Localizing Plugins and Themes

Currently, plugins and themes cannot be localized because their strings are not in the default WP catalog. To remedy this, I added the ability for plugins and themes to load their own catalogs.

To localize a plugin, call load_plugin_textdomain() at the top of your plugin, passing it a string to identify the domain.

load_plugin_textdomain('myplugin');

load_plugin_textdomain() looks in the plugin directory for a file called $domain-$locale.mo where $domain is the textdomain specified in the call to load_plugin_textdomain() and $locale is the language and country code specified in WPLANG. If WPLANG is en_AU and the domain is “myplugin”, the file loaded is wp-content/plugins/myplugin-en_AU.mo.

Now, when you markup strings in your plugin, you must specify the domain in the calls to __() and _e().

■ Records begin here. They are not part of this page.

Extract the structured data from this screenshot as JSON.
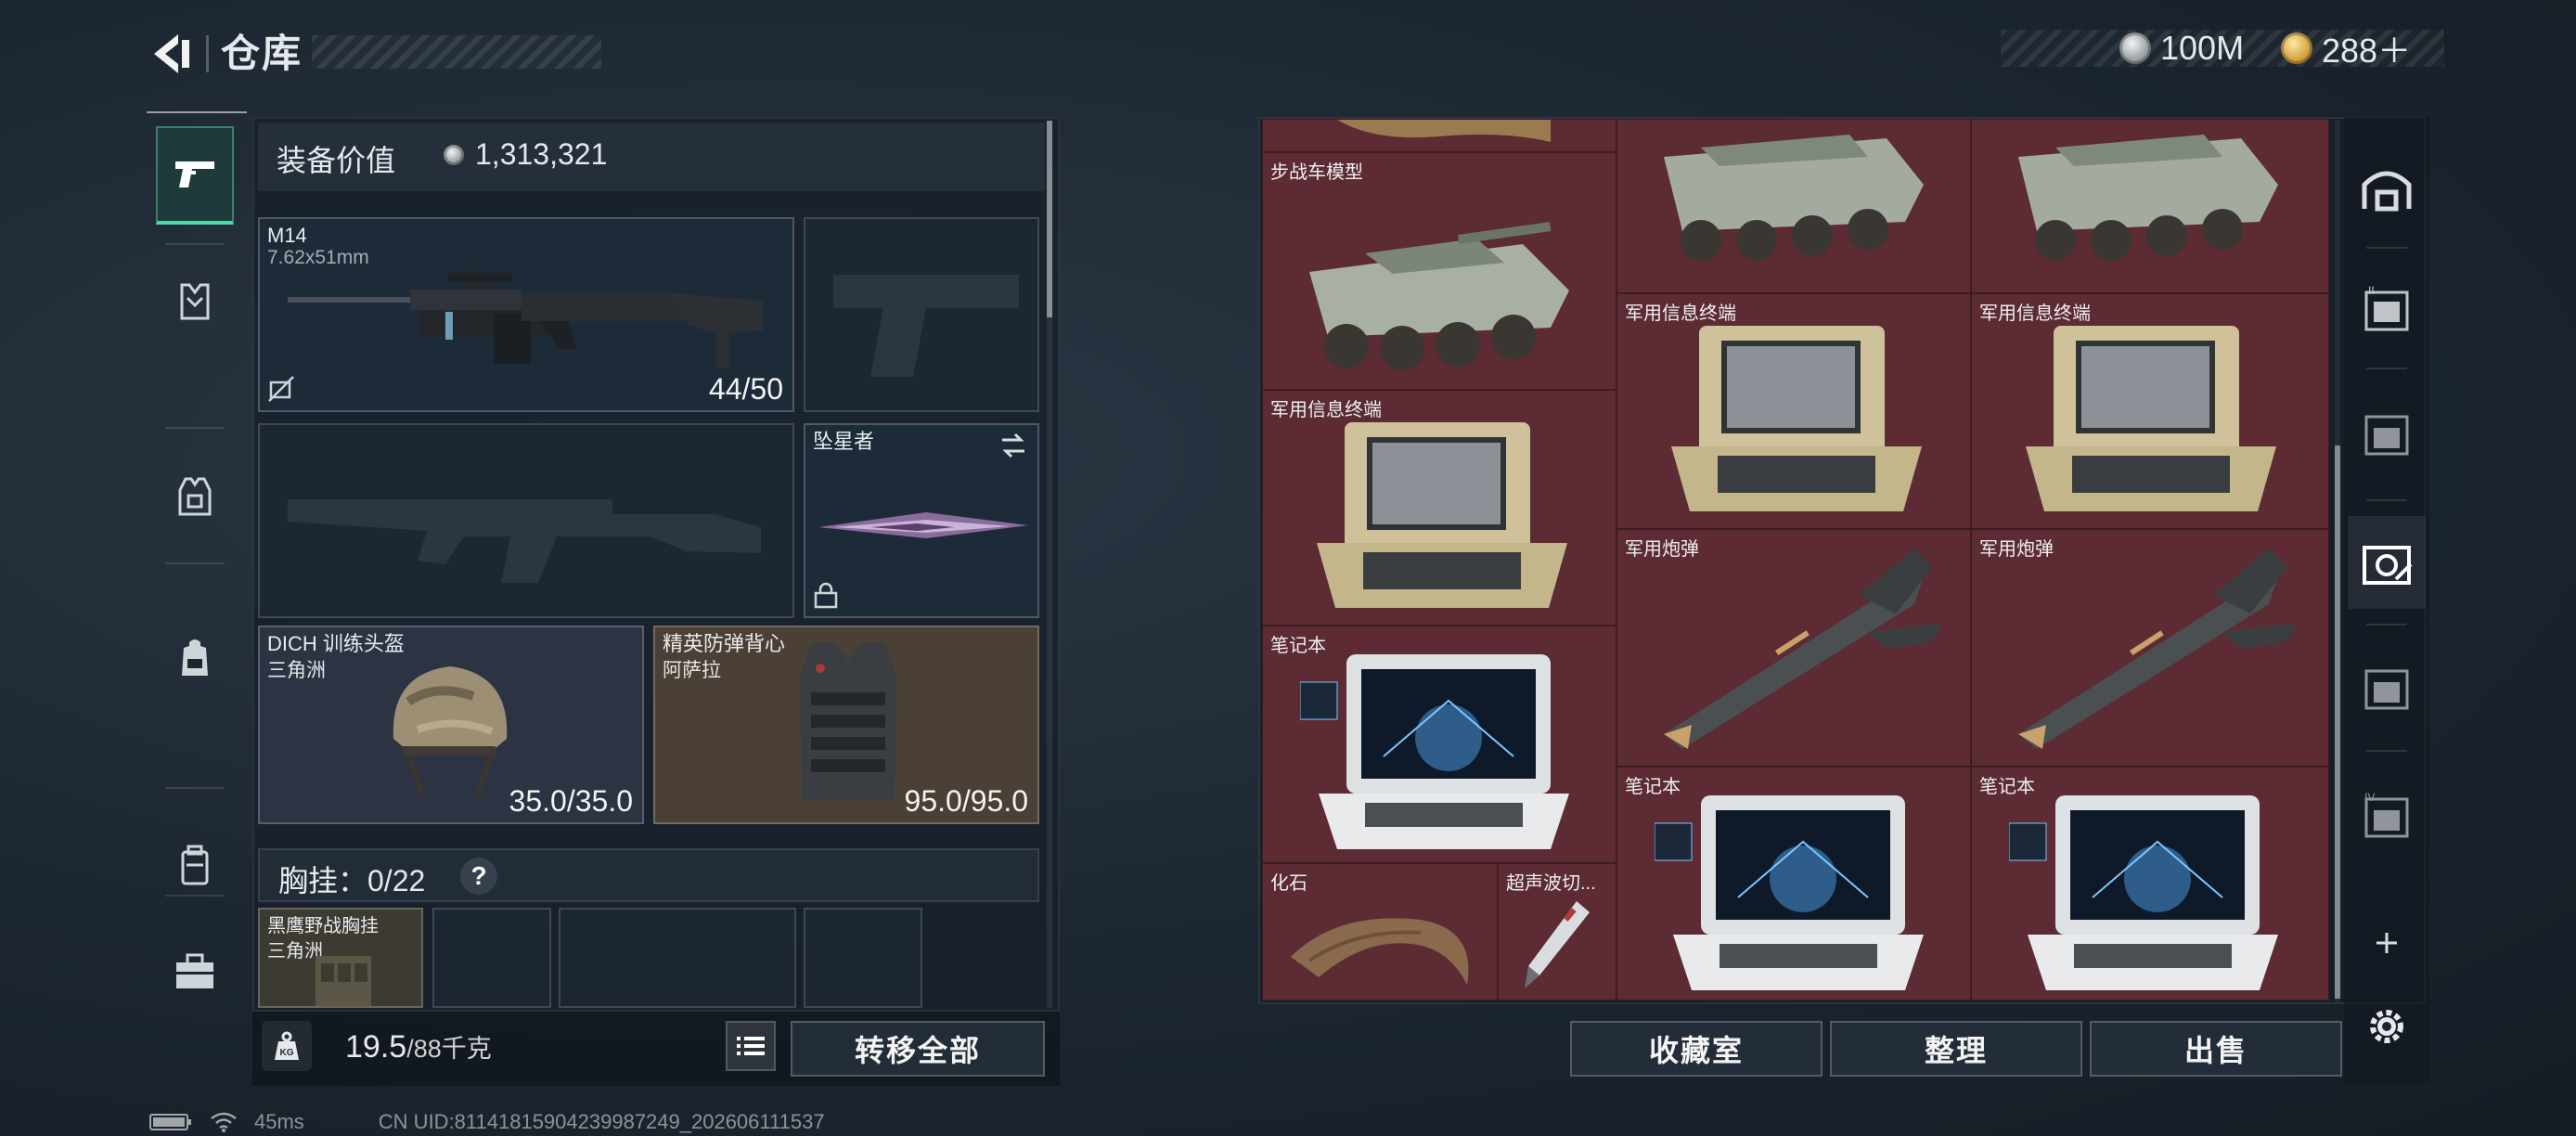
{
  "header": {
    "title": "仓库",
    "currencies": [
      {
        "name": "silver-coin",
        "amount": "100M",
        "color": "#c9cdd1"
      },
      {
        "name": "gold-coin",
        "amount": "288＋",
        "color": "#d8a33a"
      }
    ]
  },
  "left_nav": {
    "items": [
      {
        "icon": "pistol-icon",
        "active": true
      },
      {
        "icon": "helmet-armor-icon",
        "active": false
      },
      {
        "icon": "vest-icon",
        "active": false
      },
      {
        "icon": "backpack-icon",
        "active": false
      },
      {
        "icon": "pouch-icon",
        "active": false
      },
      {
        "icon": "briefcase-icon",
        "active": false
      }
    ]
  },
  "equipment": {
    "value_label": "装备价值",
    "value_amount": "1,313,321",
    "primary_weapon": {
      "name": "M14",
      "caliber": "7.62x51mm",
      "ammo": "44/50"
    },
    "secondary_weapon": {
      "name": "坠星者"
    },
    "helmet": {
      "name": "DICH 训练头盔",
      "origin": "三角洲",
      "durability": "35.0/35.0"
    },
    "armor": {
      "name": "精英防弹背心",
      "origin": "阿萨拉",
      "durability": "95.0/95.0"
    },
    "chest_rig": {
      "label": "胸挂：0/22",
      "help": "?"
    },
    "chest_rig_item": {
      "name": "黑鹰野战胸挂",
      "origin": "三角洲"
    }
  },
  "bottom_bar": {
    "weight_current": "19.5",
    "weight_capacity": "/88千克",
    "transfer_all": "转移全部"
  },
  "storage": {
    "items": [
      {
        "name": "步战车模型"
      },
      {
        "name": "军用信息终端"
      },
      {
        "name": "军用信息终端"
      },
      {
        "name": "军用信息终端"
      },
      {
        "name": "军用炮弹"
      },
      {
        "name": "军用炮弹"
      },
      {
        "name": "笔记本"
      },
      {
        "name": "笔记本"
      },
      {
        "name": "笔记本"
      },
      {
        "name": "化石"
      },
      {
        "name": "超声波切..."
      }
    ],
    "buttons": {
      "collection": "收藏室",
      "sort": "整理",
      "sell": "出售"
    }
  },
  "right_tabs": {
    "items": [
      {
        "icon": "storage-home-icon"
      },
      {
        "icon": "storage-page-2-icon"
      },
      {
        "icon": "storage-page-3-icon"
      },
      {
        "icon": "storage-page-active-icon"
      },
      {
        "icon": "storage-page-5-icon"
      },
      {
        "icon": "storage-page-6-icon"
      },
      {
        "icon": "add-icon"
      },
      {
        "icon": "settings-gear-icon"
      }
    ]
  },
  "footer": {
    "ping": "45ms",
    "uid": "CN UID:81141815904239987249_202606111537"
  },
  "colors": {
    "grid_bg": "#5c2b33",
    "accent_green": "#4fd8a5",
    "panel_bg": "#18202a"
  }
}
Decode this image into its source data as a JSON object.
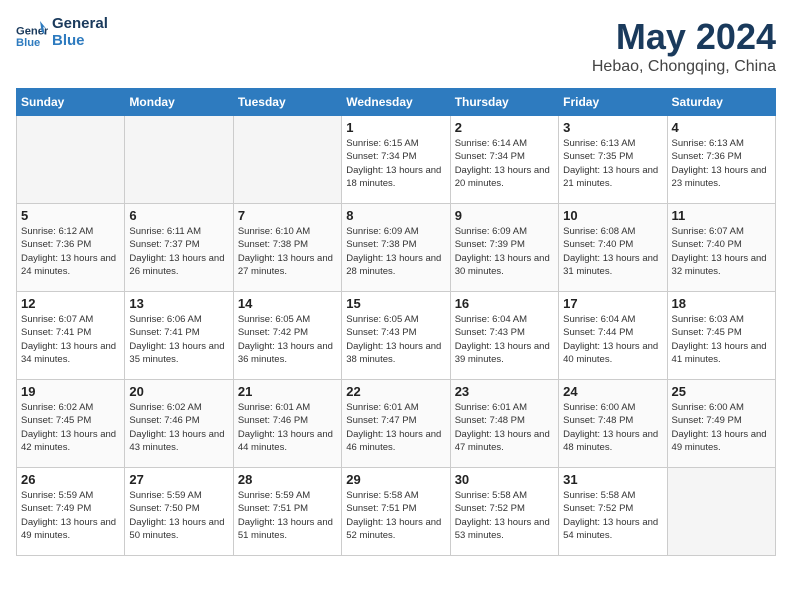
{
  "header": {
    "logo_line1": "General",
    "logo_line2": "Blue",
    "month": "May 2024",
    "location": "Hebao, Chongqing, China"
  },
  "weekdays": [
    "Sunday",
    "Monday",
    "Tuesday",
    "Wednesday",
    "Thursday",
    "Friday",
    "Saturday"
  ],
  "weeks": [
    [
      {
        "day": "",
        "empty": true
      },
      {
        "day": "",
        "empty": true
      },
      {
        "day": "",
        "empty": true
      },
      {
        "day": "1",
        "sunrise": "6:15 AM",
        "sunset": "7:34 PM",
        "daylight": "13 hours and 18 minutes."
      },
      {
        "day": "2",
        "sunrise": "6:14 AM",
        "sunset": "7:34 PM",
        "daylight": "13 hours and 20 minutes."
      },
      {
        "day": "3",
        "sunrise": "6:13 AM",
        "sunset": "7:35 PM",
        "daylight": "13 hours and 21 minutes."
      },
      {
        "day": "4",
        "sunrise": "6:13 AM",
        "sunset": "7:36 PM",
        "daylight": "13 hours and 23 minutes."
      }
    ],
    [
      {
        "day": "5",
        "sunrise": "6:12 AM",
        "sunset": "7:36 PM",
        "daylight": "13 hours and 24 minutes."
      },
      {
        "day": "6",
        "sunrise": "6:11 AM",
        "sunset": "7:37 PM",
        "daylight": "13 hours and 26 minutes."
      },
      {
        "day": "7",
        "sunrise": "6:10 AM",
        "sunset": "7:38 PM",
        "daylight": "13 hours and 27 minutes."
      },
      {
        "day": "8",
        "sunrise": "6:09 AM",
        "sunset": "7:38 PM",
        "daylight": "13 hours and 28 minutes."
      },
      {
        "day": "9",
        "sunrise": "6:09 AM",
        "sunset": "7:39 PM",
        "daylight": "13 hours and 30 minutes."
      },
      {
        "day": "10",
        "sunrise": "6:08 AM",
        "sunset": "7:40 PM",
        "daylight": "13 hours and 31 minutes."
      },
      {
        "day": "11",
        "sunrise": "6:07 AM",
        "sunset": "7:40 PM",
        "daylight": "13 hours and 32 minutes."
      }
    ],
    [
      {
        "day": "12",
        "sunrise": "6:07 AM",
        "sunset": "7:41 PM",
        "daylight": "13 hours and 34 minutes."
      },
      {
        "day": "13",
        "sunrise": "6:06 AM",
        "sunset": "7:41 PM",
        "daylight": "13 hours and 35 minutes."
      },
      {
        "day": "14",
        "sunrise": "6:05 AM",
        "sunset": "7:42 PM",
        "daylight": "13 hours and 36 minutes."
      },
      {
        "day": "15",
        "sunrise": "6:05 AM",
        "sunset": "7:43 PM",
        "daylight": "13 hours and 38 minutes."
      },
      {
        "day": "16",
        "sunrise": "6:04 AM",
        "sunset": "7:43 PM",
        "daylight": "13 hours and 39 minutes."
      },
      {
        "day": "17",
        "sunrise": "6:04 AM",
        "sunset": "7:44 PM",
        "daylight": "13 hours and 40 minutes."
      },
      {
        "day": "18",
        "sunrise": "6:03 AM",
        "sunset": "7:45 PM",
        "daylight": "13 hours and 41 minutes."
      }
    ],
    [
      {
        "day": "19",
        "sunrise": "6:02 AM",
        "sunset": "7:45 PM",
        "daylight": "13 hours and 42 minutes."
      },
      {
        "day": "20",
        "sunrise": "6:02 AM",
        "sunset": "7:46 PM",
        "daylight": "13 hours and 43 minutes."
      },
      {
        "day": "21",
        "sunrise": "6:01 AM",
        "sunset": "7:46 PM",
        "daylight": "13 hours and 44 minutes."
      },
      {
        "day": "22",
        "sunrise": "6:01 AM",
        "sunset": "7:47 PM",
        "daylight": "13 hours and 46 minutes."
      },
      {
        "day": "23",
        "sunrise": "6:01 AM",
        "sunset": "7:48 PM",
        "daylight": "13 hours and 47 minutes."
      },
      {
        "day": "24",
        "sunrise": "6:00 AM",
        "sunset": "7:48 PM",
        "daylight": "13 hours and 48 minutes."
      },
      {
        "day": "25",
        "sunrise": "6:00 AM",
        "sunset": "7:49 PM",
        "daylight": "13 hours and 49 minutes."
      }
    ],
    [
      {
        "day": "26",
        "sunrise": "5:59 AM",
        "sunset": "7:49 PM",
        "daylight": "13 hours and 49 minutes."
      },
      {
        "day": "27",
        "sunrise": "5:59 AM",
        "sunset": "7:50 PM",
        "daylight": "13 hours and 50 minutes."
      },
      {
        "day": "28",
        "sunrise": "5:59 AM",
        "sunset": "7:51 PM",
        "daylight": "13 hours and 51 minutes."
      },
      {
        "day": "29",
        "sunrise": "5:58 AM",
        "sunset": "7:51 PM",
        "daylight": "13 hours and 52 minutes."
      },
      {
        "day": "30",
        "sunrise": "5:58 AM",
        "sunset": "7:52 PM",
        "daylight": "13 hours and 53 minutes."
      },
      {
        "day": "31",
        "sunrise": "5:58 AM",
        "sunset": "7:52 PM",
        "daylight": "13 hours and 54 minutes."
      },
      {
        "day": "",
        "empty": true
      }
    ]
  ],
  "labels": {
    "sunrise": "Sunrise:",
    "sunset": "Sunset:",
    "daylight": "Daylight:"
  }
}
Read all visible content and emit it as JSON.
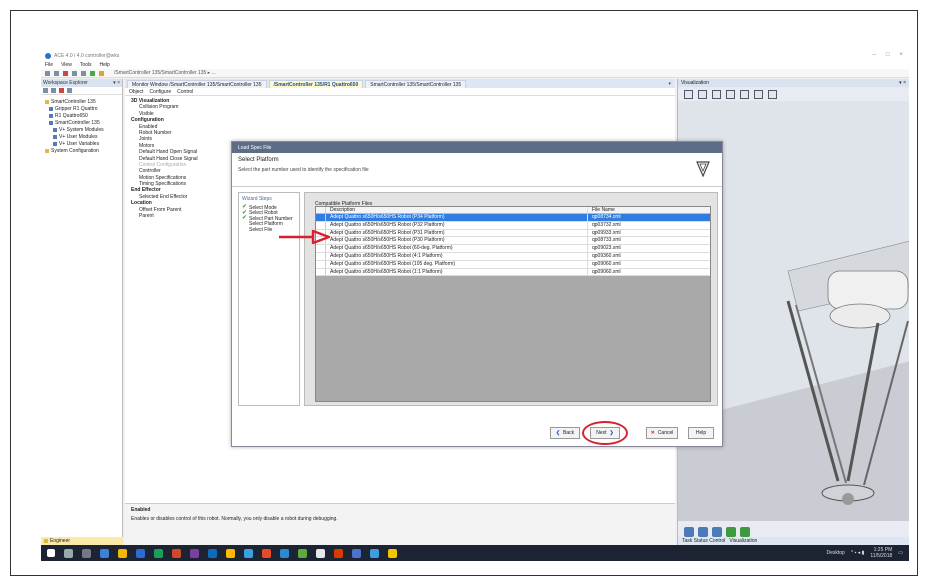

__('String to translate.', 'myplugin');

With all strings marked in this manner, your plugin is ready for localization. You just need to generate a POT file and give it to translators.

Theme catalogs are loaded with load_theme_textdomain(). load_theme_textdomain() looks in the active theme directory for a file called $locale.mo. Strings are marked in the same way that plugin strings are marked.

In summary, load_plugin_textdomain() and load_theme_textdomain() load translation catalogs for plugins and themes, respectively. __() and _e() now take a second argument which specifies the catalog in which to lookup strings. You must specify a domain when loading catalogs and marking strings for plugins and themes.

I’ll start localizing the Kubrick theme for 1.3 sometime soon. Mustering the motivation to start such a tedious task is difficult.